Satirizing The New Machine



The best antidote for a gadget-driven holiday gift-giving season may be a few words from the original satirist of the machine age, Rube Goldberg. The cartoonist from the first half of the twentieth century is best known for his comic strip send-ups of engineering “efficiency” via ridiculously intricate cause-and-effect contraptions. For baby boomers, Goldberg is best remembered through the Mouse Trap game his art inspired. A little white marble made its way through kicked buckets, winding gutters, flipping gymnasts and an elevated bathtub to catch a mouse in a descending cage. Most of us growing up in the 1960s couldn’t have told you who Goldberg was, even if the game was a direct embodiment of his work.

But Goldberg is getting his due this holiday across media. A magnificent coffee table book, The Art of Rube Goldberg, not only has an animated cover that depicts one of his most famous machines, but it gives a full accounting of the breadth of his talent. The book has a companion tablet game, Rube Works, that is more than a total joy to play. It is that rare licensed property that actually gives you greater insight into the source material. The iPad title actually recreates in color 3D many of Goldberg’s original comics. But this time it has you build the solution from assorted parts. This is gaming brought full circle. It recalls the early PC titles like Incredible Machine of the 1990s. But of course those titles really were themselves inspired by Goldberg.

This version is blessed by the new book’s coauthor and Goldberg's granddaughter, Jennifer George. In fact, the game is quite loyal to the source material. Specific cartoons are recreated in the game, and the original is shown to the player upon completion. The soundtrack evokes the sound of tinny radio music and old Victrolas. The human and animal characters are all done in the big foot cartoon style Goldberg favored for this series. Run don’t walk to your iPad to get this game.

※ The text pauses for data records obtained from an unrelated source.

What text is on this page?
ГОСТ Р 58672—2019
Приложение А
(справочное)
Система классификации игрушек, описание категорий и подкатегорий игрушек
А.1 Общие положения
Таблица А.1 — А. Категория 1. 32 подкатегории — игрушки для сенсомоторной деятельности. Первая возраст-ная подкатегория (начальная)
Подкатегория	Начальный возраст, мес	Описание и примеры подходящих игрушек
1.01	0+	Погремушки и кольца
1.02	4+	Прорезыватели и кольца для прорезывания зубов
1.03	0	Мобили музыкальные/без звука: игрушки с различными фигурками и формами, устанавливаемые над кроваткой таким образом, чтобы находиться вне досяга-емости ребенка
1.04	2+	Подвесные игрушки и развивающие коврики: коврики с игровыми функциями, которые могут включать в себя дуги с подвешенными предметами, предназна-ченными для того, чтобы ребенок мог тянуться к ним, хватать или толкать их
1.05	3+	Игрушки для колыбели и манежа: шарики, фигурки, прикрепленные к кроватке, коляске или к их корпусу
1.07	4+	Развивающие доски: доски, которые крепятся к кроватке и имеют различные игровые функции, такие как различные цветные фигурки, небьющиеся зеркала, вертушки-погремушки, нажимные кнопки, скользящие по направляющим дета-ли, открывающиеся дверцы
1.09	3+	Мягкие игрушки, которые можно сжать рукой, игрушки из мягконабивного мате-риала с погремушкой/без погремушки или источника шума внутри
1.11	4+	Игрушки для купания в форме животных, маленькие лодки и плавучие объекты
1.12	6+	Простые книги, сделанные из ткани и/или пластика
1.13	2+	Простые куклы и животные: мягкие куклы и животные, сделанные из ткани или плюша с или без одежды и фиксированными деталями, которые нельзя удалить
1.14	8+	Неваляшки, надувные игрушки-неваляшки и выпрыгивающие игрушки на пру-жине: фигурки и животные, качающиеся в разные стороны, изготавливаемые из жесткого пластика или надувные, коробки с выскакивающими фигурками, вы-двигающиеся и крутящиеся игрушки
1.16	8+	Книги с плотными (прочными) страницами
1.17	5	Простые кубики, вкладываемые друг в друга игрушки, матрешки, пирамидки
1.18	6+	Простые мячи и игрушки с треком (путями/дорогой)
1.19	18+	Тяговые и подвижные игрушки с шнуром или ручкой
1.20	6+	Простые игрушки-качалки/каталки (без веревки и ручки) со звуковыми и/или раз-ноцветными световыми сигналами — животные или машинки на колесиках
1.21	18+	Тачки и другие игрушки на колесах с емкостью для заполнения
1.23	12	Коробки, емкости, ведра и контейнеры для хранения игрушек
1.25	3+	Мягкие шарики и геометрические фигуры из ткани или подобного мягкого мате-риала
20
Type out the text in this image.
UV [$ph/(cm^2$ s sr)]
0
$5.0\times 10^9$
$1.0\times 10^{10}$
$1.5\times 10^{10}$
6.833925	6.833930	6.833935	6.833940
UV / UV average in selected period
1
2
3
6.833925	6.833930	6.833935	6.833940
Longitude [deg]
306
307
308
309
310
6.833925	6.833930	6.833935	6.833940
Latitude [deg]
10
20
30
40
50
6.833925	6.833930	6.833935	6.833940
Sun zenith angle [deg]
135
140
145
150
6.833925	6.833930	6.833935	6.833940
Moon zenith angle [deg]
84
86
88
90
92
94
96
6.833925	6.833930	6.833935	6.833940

The overarching point of Goldberg’s wacky machines was a persistent lampoon of modern engineering sensibilities. Of course, he is critiquing the machine age itself and the fetish of the gizmo. But even deeper, there is a satire of us -- our own obsessive search for efficiency, shortcuts and gadgets. And all of it is being driven by human needs that are as much a part of the satire as anything else. Chatterbox wives, lazy husbands, predatory animals -- all aspects of an immutable human and animal nature often are the very things powering and necessitating these byzantine creations.

If you think about the ways in which both consumer technology and digital advertising have evolved in recent years, Goldberg’s satirical lens might find similar ironies in the post-PC age.